Me désencombrer encore de certains maux collatéraux qui ne disent pas tout-à-fait leurs noms… mais qui transpercent encore ma renaissance à la Vie Vive.

Pointent mes cinquante trois années, ici-bas, j’ai encore mal et honte de tout ce temps derrière moi, c’est lourd. Je ne peux m’empêcher de me dire qu’as-tu fais, qu’as-tu fais de cette vie, de ce temps ? de ce temps à courir, à fuir ! Pour rien ?! Non, puisque me voilà, mais c’est là.

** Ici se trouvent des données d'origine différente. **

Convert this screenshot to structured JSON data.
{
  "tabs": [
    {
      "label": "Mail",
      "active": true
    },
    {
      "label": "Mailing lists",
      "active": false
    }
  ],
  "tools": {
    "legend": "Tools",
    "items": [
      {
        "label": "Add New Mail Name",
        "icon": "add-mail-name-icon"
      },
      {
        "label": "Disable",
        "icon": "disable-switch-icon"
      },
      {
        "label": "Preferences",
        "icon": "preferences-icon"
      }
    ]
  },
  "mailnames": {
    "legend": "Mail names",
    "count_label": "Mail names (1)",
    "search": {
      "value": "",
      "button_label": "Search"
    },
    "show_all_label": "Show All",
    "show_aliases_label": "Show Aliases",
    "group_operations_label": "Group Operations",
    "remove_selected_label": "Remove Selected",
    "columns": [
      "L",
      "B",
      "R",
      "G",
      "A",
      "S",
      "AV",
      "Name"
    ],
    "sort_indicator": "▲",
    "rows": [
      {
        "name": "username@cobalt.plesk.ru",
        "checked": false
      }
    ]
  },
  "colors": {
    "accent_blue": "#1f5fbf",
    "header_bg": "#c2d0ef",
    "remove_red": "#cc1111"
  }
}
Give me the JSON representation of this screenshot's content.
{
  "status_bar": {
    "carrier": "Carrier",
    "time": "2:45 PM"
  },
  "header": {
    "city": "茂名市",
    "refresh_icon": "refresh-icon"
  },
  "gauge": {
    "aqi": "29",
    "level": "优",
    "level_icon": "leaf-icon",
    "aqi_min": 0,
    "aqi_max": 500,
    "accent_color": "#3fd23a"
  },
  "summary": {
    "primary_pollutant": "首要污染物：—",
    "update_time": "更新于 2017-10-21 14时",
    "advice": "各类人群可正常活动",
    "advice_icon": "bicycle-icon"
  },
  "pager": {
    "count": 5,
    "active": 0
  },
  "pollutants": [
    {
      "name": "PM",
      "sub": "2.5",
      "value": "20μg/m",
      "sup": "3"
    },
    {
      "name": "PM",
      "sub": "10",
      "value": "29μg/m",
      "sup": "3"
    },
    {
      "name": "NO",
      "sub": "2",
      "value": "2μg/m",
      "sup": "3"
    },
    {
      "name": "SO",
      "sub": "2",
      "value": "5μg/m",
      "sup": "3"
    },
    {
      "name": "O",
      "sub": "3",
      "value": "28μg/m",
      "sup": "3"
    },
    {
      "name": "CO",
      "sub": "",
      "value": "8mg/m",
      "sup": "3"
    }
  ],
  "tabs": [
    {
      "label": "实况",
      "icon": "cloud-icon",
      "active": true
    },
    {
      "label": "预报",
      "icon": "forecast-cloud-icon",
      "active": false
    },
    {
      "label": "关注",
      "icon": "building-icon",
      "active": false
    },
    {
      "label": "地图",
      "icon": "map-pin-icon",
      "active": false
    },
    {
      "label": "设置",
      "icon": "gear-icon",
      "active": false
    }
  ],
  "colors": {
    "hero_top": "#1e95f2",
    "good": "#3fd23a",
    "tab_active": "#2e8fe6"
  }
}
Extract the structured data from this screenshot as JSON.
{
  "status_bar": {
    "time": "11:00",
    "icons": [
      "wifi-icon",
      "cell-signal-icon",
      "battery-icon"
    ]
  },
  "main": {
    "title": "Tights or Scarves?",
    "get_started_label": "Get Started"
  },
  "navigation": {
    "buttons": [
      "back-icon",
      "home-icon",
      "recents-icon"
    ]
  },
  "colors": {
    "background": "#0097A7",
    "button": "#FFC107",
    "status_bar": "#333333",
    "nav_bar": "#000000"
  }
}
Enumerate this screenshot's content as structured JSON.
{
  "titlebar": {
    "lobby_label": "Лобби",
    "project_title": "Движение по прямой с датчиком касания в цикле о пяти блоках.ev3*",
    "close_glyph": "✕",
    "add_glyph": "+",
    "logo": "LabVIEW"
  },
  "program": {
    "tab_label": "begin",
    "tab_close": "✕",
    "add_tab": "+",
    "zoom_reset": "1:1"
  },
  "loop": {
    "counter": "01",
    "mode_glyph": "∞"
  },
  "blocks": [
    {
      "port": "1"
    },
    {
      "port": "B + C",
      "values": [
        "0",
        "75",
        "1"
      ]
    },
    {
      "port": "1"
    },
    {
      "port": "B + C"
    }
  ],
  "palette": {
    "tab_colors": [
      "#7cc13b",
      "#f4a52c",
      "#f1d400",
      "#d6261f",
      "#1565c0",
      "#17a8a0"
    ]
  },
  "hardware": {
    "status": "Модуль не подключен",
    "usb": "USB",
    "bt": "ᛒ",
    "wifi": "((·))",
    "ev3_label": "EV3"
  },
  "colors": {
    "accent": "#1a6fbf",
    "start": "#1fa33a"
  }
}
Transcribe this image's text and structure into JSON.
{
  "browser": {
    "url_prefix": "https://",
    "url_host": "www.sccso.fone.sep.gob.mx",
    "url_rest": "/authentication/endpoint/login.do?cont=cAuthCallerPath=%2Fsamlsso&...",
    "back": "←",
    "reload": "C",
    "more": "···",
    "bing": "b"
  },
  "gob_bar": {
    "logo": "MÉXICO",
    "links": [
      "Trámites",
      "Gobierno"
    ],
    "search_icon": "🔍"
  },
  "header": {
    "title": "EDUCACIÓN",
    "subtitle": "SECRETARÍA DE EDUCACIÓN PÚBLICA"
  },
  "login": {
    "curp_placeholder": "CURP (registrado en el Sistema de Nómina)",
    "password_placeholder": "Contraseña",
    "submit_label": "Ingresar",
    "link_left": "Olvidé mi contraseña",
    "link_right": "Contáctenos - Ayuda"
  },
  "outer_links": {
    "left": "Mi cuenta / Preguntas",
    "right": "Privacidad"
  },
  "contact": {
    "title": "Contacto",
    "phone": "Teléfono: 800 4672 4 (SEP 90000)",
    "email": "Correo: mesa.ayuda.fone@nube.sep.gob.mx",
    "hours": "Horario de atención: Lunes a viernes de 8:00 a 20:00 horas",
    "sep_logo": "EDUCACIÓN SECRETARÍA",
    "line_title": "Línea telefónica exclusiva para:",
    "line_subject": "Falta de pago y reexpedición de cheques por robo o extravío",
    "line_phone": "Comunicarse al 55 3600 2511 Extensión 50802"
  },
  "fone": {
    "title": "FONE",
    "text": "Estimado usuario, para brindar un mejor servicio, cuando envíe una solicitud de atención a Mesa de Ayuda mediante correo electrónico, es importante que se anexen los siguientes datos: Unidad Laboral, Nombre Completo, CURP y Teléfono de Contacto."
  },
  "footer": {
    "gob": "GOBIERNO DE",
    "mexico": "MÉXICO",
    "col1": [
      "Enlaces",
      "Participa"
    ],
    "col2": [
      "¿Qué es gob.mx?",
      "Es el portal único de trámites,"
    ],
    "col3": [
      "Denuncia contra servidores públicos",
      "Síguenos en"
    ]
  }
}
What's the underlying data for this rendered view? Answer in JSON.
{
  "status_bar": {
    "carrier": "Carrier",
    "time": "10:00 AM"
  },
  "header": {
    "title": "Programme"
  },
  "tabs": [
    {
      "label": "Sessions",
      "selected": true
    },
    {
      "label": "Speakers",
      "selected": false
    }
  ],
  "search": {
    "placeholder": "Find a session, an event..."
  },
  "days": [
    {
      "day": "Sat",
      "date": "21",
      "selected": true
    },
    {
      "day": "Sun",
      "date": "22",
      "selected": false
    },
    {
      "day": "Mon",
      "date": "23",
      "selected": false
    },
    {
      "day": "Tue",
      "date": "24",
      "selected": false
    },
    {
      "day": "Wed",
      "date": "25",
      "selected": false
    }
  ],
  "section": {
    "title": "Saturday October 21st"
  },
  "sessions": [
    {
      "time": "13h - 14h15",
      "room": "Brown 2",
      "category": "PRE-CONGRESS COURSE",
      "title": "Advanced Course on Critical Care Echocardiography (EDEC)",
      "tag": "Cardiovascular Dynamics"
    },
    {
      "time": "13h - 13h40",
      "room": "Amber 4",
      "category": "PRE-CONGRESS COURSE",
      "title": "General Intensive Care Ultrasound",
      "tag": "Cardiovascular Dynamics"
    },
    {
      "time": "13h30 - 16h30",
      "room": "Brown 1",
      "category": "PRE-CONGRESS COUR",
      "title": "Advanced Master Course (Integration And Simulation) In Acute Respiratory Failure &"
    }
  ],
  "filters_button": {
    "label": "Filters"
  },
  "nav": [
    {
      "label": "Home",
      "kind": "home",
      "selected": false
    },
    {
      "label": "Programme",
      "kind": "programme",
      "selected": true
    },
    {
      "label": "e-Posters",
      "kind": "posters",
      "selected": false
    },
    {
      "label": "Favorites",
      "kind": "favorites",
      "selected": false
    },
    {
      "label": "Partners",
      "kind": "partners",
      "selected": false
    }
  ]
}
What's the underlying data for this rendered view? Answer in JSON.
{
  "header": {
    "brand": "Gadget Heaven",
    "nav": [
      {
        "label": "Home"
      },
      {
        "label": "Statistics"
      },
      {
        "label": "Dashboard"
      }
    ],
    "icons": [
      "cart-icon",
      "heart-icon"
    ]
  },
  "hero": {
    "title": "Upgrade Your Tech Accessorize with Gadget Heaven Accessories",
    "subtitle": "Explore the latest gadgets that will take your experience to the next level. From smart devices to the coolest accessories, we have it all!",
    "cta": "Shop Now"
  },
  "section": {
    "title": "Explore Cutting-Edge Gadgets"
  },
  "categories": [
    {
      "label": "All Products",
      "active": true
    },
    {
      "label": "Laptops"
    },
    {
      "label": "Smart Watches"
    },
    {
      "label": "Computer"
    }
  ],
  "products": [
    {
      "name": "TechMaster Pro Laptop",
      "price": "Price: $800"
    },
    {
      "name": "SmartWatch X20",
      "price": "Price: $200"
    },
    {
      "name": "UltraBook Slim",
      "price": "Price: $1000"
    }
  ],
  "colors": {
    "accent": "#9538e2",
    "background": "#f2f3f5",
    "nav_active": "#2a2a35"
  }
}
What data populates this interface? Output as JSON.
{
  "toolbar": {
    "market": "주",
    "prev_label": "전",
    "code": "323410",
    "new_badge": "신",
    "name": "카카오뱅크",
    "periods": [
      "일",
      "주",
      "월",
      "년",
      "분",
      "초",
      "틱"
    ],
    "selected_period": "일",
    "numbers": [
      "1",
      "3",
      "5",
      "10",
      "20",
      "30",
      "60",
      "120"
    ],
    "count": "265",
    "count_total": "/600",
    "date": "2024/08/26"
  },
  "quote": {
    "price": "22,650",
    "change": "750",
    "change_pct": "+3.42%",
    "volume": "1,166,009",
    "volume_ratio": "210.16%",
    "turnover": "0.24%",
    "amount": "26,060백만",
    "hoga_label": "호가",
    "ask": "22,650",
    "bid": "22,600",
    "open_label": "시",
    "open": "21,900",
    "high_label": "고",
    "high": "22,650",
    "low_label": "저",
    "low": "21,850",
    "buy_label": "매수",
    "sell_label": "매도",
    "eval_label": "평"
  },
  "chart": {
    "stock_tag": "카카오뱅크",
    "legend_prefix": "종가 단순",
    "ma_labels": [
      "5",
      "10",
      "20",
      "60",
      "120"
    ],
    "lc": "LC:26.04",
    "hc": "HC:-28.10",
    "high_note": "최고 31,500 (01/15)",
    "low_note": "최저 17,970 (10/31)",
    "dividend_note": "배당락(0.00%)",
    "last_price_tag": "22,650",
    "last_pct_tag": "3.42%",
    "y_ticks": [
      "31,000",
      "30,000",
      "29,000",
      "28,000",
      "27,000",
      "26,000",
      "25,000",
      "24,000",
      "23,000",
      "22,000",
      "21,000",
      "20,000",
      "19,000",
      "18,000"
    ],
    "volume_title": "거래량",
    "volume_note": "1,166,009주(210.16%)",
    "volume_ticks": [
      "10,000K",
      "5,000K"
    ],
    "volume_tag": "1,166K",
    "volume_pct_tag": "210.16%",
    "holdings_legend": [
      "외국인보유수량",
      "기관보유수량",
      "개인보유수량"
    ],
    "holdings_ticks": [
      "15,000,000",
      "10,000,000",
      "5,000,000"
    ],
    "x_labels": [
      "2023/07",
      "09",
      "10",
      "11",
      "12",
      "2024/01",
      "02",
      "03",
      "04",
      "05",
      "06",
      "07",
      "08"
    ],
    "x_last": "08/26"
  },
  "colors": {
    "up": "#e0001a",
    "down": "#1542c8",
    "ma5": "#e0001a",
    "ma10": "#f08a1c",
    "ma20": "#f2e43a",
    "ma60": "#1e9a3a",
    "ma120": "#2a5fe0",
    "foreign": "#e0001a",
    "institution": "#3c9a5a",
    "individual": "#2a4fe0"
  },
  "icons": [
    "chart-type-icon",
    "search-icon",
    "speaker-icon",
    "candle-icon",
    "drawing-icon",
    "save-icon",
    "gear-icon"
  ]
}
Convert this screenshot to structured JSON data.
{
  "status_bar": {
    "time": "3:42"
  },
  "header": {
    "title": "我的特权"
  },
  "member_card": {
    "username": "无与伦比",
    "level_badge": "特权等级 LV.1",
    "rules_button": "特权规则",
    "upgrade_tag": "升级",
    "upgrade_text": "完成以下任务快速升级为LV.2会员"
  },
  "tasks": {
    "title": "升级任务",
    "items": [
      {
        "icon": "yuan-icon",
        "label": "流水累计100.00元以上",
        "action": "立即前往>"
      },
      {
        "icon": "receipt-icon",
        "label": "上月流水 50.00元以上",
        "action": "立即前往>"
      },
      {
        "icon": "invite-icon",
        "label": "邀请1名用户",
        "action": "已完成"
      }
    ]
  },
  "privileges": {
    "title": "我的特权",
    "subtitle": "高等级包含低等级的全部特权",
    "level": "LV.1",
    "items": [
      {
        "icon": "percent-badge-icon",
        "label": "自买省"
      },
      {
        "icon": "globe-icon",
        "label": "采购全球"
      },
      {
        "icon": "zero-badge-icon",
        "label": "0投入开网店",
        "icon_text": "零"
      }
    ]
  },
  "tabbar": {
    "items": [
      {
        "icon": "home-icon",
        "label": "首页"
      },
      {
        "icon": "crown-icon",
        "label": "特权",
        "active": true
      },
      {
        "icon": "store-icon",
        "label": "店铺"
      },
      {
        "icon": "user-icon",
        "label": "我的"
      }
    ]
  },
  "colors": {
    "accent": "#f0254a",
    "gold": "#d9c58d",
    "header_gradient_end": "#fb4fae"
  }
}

Mme Steinberg je veux comprendre, aller chercher pourquoi j’ai laissé tout ce temps m’embarrasser. Je ne sais que faire de ce qui me reste. De ce que j’ai.

J’ai trop pleuré l’amour de mes proches, que dis-je l’amour ? la simple attention. Plus de cinquante années à quémander le Respect, sachant pertinemment, que le Respect se mérite. S’élabore.

Marie G.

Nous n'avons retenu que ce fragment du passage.